Conclusion

This section is a conclusion on the entire investigation on modelling of floor heating systems.

Discussions of the individual sections have been included in the sections.

The following results have been achieved:

- As basis for the results, the simulation program FHSim has been used. The program has proven useful for modelling floor heating systems by coupling the floor with floor heating to the room model where the room temperature is calculated. Thereby, dynamical

calculations of the conditions in the floor heating system are possible.

- The two-dimensional model has been validated against measurements from a small and narrow building showing that the required simulation could be simplified from a three- to a two- dimensional analysis by introducing the characteristic dimension of the floor as the width of the model. This has previously been shown only for buildings without floor heating. It is also shown that the smaller the characteristic dimension, the higher the relative extra heat loss compared to a model without floor heating.

- It is important to use a dynamical simulation coupling the detailed floor model to a room model for finding the correct heat loss to the ground. Therefore a dynamical inclusion of the temperature in the pipe of the floor heating system cannot only be used to correctly model the temperature and thermal comfort in the room and energy consumption – it is also important for correctly finding the heat loss to the ground.

- The heat loss from the floor construction and foundation is larger in a building with floor heating compared to a building heated by other means and especially the linear thermal transmittance has a large impact. Additionally, it is shown that a poorly insulated

foundation is more critical for a house with floor heating than one which is heated by other means.

- A calculation of the linear thermal transmittance including floor heating based on dynamical simulations has been compared to standard methods. This dynamical

calculation resulted in larger ψ-values, which means that the standard method does not give a conservative estimate for floors with floor heating as it is supposed to. Moreover, the dynamically calculated ψ-values also depends on the energy consumption in the house. An interesting investigation would consequently be to establish a calculation procedure for the linear thermal transmittance where floor heating is included.

- A higher supply temperature to the floor heating system resulted in higher energy

consumption.
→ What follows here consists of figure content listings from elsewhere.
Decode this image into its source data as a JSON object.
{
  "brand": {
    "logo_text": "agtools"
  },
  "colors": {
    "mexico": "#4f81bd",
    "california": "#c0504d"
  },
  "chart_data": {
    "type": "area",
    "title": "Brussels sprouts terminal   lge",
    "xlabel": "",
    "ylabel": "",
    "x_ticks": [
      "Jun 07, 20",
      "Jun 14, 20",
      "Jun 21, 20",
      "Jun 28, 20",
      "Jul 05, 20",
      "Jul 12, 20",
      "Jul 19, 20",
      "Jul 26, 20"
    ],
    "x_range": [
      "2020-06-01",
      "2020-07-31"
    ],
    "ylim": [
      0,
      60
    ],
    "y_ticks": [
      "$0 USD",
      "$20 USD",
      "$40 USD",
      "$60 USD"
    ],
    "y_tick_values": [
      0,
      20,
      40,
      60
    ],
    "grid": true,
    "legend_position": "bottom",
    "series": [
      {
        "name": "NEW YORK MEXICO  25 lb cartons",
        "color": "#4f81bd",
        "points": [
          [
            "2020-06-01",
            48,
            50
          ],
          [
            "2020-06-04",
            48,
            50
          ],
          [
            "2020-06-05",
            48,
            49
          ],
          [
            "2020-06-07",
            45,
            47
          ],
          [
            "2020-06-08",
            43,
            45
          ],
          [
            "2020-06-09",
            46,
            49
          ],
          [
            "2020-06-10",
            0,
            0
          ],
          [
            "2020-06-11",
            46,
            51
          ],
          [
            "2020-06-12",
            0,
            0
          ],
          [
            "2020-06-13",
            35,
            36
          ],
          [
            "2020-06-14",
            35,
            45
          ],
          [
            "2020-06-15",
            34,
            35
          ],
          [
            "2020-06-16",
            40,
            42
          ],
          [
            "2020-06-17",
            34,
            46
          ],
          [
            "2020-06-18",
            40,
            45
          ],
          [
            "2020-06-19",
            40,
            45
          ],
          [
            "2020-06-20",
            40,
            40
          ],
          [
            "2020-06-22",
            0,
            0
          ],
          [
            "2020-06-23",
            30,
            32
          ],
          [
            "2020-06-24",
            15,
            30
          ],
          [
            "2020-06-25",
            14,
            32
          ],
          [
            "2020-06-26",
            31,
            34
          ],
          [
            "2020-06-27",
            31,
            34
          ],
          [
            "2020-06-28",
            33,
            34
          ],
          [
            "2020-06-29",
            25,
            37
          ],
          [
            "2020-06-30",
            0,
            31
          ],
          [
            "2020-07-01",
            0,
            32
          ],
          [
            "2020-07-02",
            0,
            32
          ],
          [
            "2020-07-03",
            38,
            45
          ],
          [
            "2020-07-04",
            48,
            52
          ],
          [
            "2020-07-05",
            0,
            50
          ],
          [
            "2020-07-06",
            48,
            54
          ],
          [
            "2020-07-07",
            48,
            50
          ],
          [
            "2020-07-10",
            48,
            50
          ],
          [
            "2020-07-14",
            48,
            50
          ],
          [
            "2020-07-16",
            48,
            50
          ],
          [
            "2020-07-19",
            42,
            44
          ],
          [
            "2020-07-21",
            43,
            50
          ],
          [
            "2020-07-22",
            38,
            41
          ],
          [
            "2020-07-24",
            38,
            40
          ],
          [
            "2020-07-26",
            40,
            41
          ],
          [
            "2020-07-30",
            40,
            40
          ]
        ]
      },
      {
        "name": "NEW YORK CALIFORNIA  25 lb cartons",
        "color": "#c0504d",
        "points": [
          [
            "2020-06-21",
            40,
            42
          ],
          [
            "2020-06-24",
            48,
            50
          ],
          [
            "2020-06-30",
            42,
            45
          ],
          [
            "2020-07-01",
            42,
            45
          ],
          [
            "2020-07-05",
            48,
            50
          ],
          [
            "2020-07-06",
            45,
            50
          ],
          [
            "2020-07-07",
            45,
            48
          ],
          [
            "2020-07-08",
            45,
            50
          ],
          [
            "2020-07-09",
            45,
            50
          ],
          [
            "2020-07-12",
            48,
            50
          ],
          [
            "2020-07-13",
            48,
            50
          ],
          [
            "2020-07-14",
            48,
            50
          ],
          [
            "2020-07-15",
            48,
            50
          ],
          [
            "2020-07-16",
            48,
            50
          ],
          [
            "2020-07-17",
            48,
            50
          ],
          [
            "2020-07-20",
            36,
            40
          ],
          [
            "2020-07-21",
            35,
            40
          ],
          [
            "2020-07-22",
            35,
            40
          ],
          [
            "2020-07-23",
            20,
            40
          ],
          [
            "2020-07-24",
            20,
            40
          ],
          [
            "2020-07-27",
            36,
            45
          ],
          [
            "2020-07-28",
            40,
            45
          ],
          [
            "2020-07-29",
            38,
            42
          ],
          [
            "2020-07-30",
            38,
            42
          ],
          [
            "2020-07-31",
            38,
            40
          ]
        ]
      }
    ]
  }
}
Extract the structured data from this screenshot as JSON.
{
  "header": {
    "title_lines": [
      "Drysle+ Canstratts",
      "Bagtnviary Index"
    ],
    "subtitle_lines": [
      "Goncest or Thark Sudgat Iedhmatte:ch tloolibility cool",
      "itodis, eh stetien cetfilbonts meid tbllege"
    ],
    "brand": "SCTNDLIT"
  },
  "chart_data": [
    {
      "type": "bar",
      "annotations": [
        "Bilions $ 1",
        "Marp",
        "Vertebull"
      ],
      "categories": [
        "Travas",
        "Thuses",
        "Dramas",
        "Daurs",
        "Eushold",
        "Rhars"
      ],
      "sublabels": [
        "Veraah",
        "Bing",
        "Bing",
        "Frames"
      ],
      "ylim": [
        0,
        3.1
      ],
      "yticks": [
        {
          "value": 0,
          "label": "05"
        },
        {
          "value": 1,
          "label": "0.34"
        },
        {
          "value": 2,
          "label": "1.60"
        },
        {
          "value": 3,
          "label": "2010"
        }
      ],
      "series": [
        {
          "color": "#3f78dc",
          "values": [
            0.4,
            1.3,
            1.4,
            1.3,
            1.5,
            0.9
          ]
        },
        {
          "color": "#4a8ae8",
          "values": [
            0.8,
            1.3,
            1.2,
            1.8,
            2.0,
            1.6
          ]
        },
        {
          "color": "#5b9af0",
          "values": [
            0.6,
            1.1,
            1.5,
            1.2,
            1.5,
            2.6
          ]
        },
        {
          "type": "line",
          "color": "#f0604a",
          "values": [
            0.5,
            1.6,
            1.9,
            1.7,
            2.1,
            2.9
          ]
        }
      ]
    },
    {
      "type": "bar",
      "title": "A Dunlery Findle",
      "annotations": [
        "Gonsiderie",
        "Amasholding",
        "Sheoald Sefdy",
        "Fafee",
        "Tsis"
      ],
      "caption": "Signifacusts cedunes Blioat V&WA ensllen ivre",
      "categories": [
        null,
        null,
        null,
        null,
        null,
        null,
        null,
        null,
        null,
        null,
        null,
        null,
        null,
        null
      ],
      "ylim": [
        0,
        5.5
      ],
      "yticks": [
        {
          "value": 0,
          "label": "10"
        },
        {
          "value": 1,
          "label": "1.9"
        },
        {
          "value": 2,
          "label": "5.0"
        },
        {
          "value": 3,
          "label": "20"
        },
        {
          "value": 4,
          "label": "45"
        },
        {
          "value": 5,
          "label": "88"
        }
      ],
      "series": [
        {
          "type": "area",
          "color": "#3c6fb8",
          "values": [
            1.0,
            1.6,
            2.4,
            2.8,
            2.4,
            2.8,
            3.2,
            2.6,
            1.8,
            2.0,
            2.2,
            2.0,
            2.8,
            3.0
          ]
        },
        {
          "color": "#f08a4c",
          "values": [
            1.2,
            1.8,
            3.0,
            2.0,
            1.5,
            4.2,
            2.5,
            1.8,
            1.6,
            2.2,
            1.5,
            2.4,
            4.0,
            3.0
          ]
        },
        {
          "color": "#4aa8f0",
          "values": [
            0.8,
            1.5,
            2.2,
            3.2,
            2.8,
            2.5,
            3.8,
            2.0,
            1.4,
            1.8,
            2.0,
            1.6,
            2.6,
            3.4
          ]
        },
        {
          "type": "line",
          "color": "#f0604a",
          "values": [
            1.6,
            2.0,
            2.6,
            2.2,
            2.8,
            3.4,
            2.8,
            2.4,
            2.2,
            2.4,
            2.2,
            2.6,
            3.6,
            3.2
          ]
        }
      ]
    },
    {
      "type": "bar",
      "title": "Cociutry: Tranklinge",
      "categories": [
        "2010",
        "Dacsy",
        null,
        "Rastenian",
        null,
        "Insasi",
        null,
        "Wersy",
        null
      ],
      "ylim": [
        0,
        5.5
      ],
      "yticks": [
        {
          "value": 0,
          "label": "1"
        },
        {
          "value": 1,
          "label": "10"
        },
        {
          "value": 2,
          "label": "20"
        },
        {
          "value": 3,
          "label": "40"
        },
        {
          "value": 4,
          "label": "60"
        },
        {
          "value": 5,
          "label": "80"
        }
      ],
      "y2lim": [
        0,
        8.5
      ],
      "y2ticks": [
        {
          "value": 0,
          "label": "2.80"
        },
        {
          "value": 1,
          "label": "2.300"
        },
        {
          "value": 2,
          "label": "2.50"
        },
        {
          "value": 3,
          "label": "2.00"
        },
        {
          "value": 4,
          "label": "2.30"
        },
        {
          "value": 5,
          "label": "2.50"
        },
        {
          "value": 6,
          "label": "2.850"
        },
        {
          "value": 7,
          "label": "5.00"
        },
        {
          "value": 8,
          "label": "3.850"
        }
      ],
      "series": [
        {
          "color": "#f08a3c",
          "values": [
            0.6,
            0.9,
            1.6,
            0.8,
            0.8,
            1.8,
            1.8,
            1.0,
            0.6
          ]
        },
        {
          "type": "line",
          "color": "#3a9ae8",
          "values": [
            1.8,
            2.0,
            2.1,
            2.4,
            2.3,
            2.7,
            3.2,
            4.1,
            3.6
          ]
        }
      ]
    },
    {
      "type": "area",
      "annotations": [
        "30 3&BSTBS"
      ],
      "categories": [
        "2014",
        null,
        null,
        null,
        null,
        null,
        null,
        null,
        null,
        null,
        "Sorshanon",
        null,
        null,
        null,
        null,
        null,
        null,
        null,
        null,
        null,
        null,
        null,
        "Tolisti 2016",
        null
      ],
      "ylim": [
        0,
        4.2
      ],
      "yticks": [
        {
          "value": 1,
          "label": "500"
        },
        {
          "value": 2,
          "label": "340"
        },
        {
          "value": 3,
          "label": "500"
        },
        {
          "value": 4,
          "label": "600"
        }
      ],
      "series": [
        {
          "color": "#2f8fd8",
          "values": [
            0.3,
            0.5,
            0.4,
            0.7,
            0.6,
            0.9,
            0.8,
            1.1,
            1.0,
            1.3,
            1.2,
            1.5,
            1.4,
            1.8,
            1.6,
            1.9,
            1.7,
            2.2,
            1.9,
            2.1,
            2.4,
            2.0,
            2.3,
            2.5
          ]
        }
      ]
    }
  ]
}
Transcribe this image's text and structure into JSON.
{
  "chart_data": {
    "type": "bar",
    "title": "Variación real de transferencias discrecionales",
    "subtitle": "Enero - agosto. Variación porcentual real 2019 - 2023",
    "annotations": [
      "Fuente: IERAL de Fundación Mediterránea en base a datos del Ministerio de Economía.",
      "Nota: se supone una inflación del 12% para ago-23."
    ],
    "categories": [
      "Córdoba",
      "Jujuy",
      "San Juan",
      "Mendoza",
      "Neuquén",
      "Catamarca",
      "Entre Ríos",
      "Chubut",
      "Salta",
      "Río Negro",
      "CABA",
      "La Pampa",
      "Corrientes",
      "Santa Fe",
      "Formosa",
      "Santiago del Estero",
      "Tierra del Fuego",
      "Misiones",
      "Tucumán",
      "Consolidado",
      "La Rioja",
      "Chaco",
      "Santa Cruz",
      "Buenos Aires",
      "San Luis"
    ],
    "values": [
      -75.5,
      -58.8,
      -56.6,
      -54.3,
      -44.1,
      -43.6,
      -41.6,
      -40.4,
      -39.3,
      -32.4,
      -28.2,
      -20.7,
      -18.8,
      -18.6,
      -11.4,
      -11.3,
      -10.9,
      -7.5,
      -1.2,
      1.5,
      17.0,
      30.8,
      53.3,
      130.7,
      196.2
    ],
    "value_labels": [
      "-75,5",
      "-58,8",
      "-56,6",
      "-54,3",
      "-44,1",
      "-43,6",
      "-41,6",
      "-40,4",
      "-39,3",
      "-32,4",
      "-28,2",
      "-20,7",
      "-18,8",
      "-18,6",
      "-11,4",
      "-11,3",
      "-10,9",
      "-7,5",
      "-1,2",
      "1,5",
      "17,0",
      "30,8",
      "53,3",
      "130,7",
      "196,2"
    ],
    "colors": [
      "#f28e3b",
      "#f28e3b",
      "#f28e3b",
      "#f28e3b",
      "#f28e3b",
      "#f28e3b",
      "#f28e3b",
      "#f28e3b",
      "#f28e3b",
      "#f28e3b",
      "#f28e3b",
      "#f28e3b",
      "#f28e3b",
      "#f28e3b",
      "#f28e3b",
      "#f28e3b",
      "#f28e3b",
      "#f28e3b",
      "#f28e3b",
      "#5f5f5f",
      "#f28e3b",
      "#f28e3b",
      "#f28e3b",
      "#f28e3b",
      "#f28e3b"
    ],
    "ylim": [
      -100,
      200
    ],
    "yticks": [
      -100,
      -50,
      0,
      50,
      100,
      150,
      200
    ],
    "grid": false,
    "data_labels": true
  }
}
However, here it must be noticed that the larger energy consumption led to higher temperatures in the room above the set point temperature – a result of inefficient control.

- The last section investigates different modelling techniques, both simple models with only a few nodal points and a detailed two-dimensional model. Generally a comparison to the two-dimensional model showed that all other models had lower energy consumption and heat loss to the ground. One reason for this is that the influence of the foundation is typically not included, which in this chapter has been found to be important.

- The simulation time in the different models range from a few seconds to half an hour for one year of simulation – a relative difference of approximately 1:100.

- A simple thermal network model can include the linear thermal resistance as an extra heat loss term from the concrete deck. This method is by far the simplest, yet it has results that are close to those found using the detailed two-dimensional model.

- An electrical inclusion of the floor heating pipe has shown to underestimate both energy consumption and heat loss to the ground compared to models with a hydronic

implementation of the pipe due to more efficient control and a system that can be turned off immediately. Further, the method cannot model a given supply temperature. The system is therefore not particularly useful for hydronic floor heating.

- Using a serial coupling of several identical simple models to include the cooling in the length direction of the pipe has proven not to be needed – at least not with the heat losses that are used in the models. A single model has proven able to also finding the return temperature from the pipe.

- The inclusion of extra ground volume below the floor construction in one-dimensional models to include the dynamics of the ground volume does not influence the results.

- The method supplied in EN ISO 13370 where the heat loss is split into a stationary and a dynamic part is not useful for models with floor heating since the adiabatic ground

boundary condition means that the floor is always heated and the functionality of the floor heating is therefore not going to be realistic

6 Thermo active components

The thermo active system has so far mainly been used in buildings where the deck has been in-situ cast, which is the typical building tradition in the Central European countries where the system was first introduced. In the Danish building tradition buildings are most often based on fabricated building elements. Therefore, one aim of this work is to investigate pre-fabricated decks where the thermo active components are integrated already in the production.

In section 6.1 the use of pre-fabricated decks designed as thermo active components is described.

In section 6.2 a simple way of integrating thermo active capabilities in an existing pre-fabricated deck will be investigated using a simple test setup. The activation of the deck is achieved through placing a pipe directly in the air cavities in the deck. However, the heat transfer in the cavities is not as effective as pipes integrated in the concrete and at the same time difficult to predict by simulations. Nevertheless if such a setup should prove to have a cooling capacity, which is large enough to cool the building, it would be a very simple way to make a thermo active component.

Thermo active components based on pre-fabricated hollow core decks is tested in section 6.3 in a large test mock-up. The measurements will be used to find the maximum cooling capacity of the decks and to validate the simulation model used by TASim.

Finally, in section 6.4 a simulation study using TASim will be presented.